- Born: July 13, 1970 (age 56) Champaign, Illinois, US
- Education: Harvard University Princeton University
- Known for: Work on string duality and AdS/CFT correspondence Inflation (cosmology) and String theory landscape Physical mathematics
- Spouse: Eva Silverstein
- Parents: Braj Kachru (father); Yamuna Kachru (mother);
- Awards: Department of Energy Outstanding Junior Investigator Award, Alfred P. Sloan Foundation Fellowship, David and Lucile Packard Foundation Fellowship, Bergmann Memorial Award, Simons Investigator Award, American Academy of Arts and Sciences
- Scientific career
- Fields: Physicist
- Workplaces: Stanford University
- Doctoral advisor: Edward Witten

= Shamit Kachru =

American theoretical physicist and professor (born 1970)

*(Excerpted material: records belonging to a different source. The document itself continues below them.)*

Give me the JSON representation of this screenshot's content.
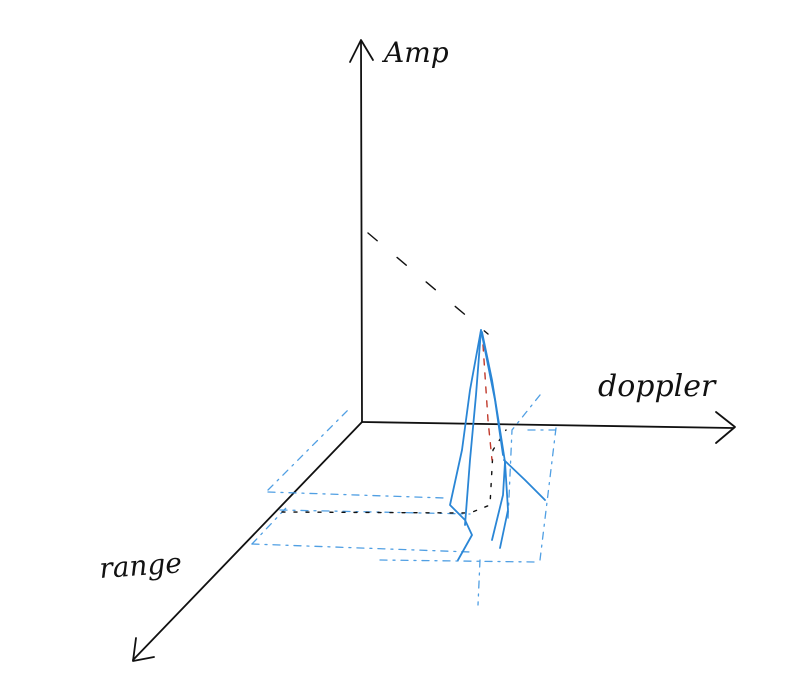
{
  "axes": {
    "vertical_label": "Amp",
    "horizontal_label": "doppler",
    "depth_label": "range"
  },
  "colors": {
    "ink": "#111111",
    "peak": "#2a86d6",
    "floor": "#3d95e0",
    "center": "#c0392b"
  }
}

Shamit Kachru (born 1970) is an American theoretical physicist, a professor emeritus of physics at Stanford University, and a former Wells Family Director of the Stanford Institute for Theoretical Physics. He served as the Stanford Physics Department Chair from 2018 to 2021. He retired in 2023.

==Career==
Kachru's research has explored a broad range of topics in string theory and quantum field theory, and their applications in cosmology, condensed matter physics, and elementary particle theory. He has made central contributions to the study of compactifications of string theory from ten to four dimensions, especially in the investigation of mechanisms which could yield string models of dark energy or cosmic inflation. He has also made notable contributions to the discovery and exploration of string dualities, to the study of models of supersymmetry breaking in string theory, and to the construction of calculable dual descriptions of strongly coupled particle physics and condensed matter systems. More recently, his work has focused on connections between geometry, number theory, and string theory. His research has also moved into theoretical questions in evolutionary biology and ecology.

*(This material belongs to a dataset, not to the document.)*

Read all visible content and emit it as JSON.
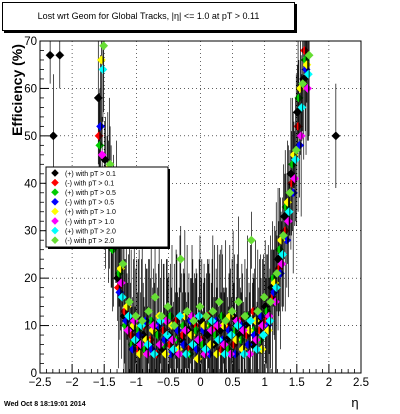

Kachru is a recipient of a Department of Energy Outstanding Junior Investigator Award, an Alfred P. Sloan Foundation Fellowship, the Bergmann Memorial Award, a David and Lucile Packard Foundation Fellowship, and a Simons Investigator Award. He was elected as a Member of the American Academy of Arts and Sciences in 2022.

In 1986, Kachru attended the prestigious Research Science Institute. He graduated from University High School in Urbana, Illinois and from Harvard University before obtaining a doctorate in physics from Princeton University under the supervision of Edward Witten. Kachru was a junior fellow in the Harvard Society of Fellows. In 2017 he received a Simons Investigator Award.

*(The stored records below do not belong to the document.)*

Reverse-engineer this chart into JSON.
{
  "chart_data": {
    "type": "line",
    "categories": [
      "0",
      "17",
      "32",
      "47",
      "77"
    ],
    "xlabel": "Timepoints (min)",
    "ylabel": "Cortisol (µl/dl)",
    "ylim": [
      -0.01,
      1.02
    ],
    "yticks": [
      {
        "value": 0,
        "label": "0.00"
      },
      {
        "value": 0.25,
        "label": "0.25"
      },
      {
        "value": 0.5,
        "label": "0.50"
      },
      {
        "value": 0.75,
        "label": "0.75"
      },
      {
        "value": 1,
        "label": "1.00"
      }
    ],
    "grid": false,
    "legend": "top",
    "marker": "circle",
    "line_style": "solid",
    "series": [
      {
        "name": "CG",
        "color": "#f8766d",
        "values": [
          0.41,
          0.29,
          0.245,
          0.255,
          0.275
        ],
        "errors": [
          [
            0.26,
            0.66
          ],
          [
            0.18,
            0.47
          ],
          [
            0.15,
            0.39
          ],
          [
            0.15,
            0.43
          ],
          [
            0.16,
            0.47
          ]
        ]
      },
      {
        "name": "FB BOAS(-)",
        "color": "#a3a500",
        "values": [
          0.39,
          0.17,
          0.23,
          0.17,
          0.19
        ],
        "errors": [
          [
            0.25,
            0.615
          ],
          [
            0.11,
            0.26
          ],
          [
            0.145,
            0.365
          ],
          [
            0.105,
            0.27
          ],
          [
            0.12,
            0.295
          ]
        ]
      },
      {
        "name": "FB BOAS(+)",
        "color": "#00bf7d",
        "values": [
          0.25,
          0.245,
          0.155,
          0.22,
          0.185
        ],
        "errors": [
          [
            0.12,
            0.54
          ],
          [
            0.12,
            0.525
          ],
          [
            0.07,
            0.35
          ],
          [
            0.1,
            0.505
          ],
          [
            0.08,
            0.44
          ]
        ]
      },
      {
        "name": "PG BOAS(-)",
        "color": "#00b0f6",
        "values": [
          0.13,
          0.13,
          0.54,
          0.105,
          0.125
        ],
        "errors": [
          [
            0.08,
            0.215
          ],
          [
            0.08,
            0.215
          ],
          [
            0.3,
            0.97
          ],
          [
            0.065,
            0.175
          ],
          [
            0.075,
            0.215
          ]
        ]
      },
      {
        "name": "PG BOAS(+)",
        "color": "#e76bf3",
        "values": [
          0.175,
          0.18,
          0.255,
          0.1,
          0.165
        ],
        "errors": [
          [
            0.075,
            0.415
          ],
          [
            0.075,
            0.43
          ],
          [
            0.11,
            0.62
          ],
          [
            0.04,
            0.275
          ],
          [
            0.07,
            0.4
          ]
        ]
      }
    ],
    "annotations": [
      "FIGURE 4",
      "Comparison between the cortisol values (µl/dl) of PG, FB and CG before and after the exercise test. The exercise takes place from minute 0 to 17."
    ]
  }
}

Kachru is best known for his extensive research on flux compactifications (including work with Steve Giddings and Joseph Polchinski), which can stabilize the extra dimensions of string theory. In collaboration with Renata Kallosh, Andrei Linde, and Sandip Trivedi, he found the first models of accelerated expansion of the universe in low energy supersymmetric string compactifications (see KKLT mechanism). He made notable contributions to string theory duality (with Cumrun Vafa), the AdS/CFT correspondence (with Eva Silverstein), and to the construction of models of cosmic inflation. He has also done significant work on the holographic description of finite density quantum matter, the theory of non-Fermi liquids, and the understanding of moonshine and its connections to physics and geometry.

As of September 2023, Kachru is working with PDT Partners, and according to his website his "current scientific research is focused on understanding dynamics of various liquid global financial markets".

He was one of the signatories of Statement on AI Risk (2023) open letter.

He is the son of Braj Kachru and Yamuna Kachru, and is married to fellow Stanford professor Eva Silverstein.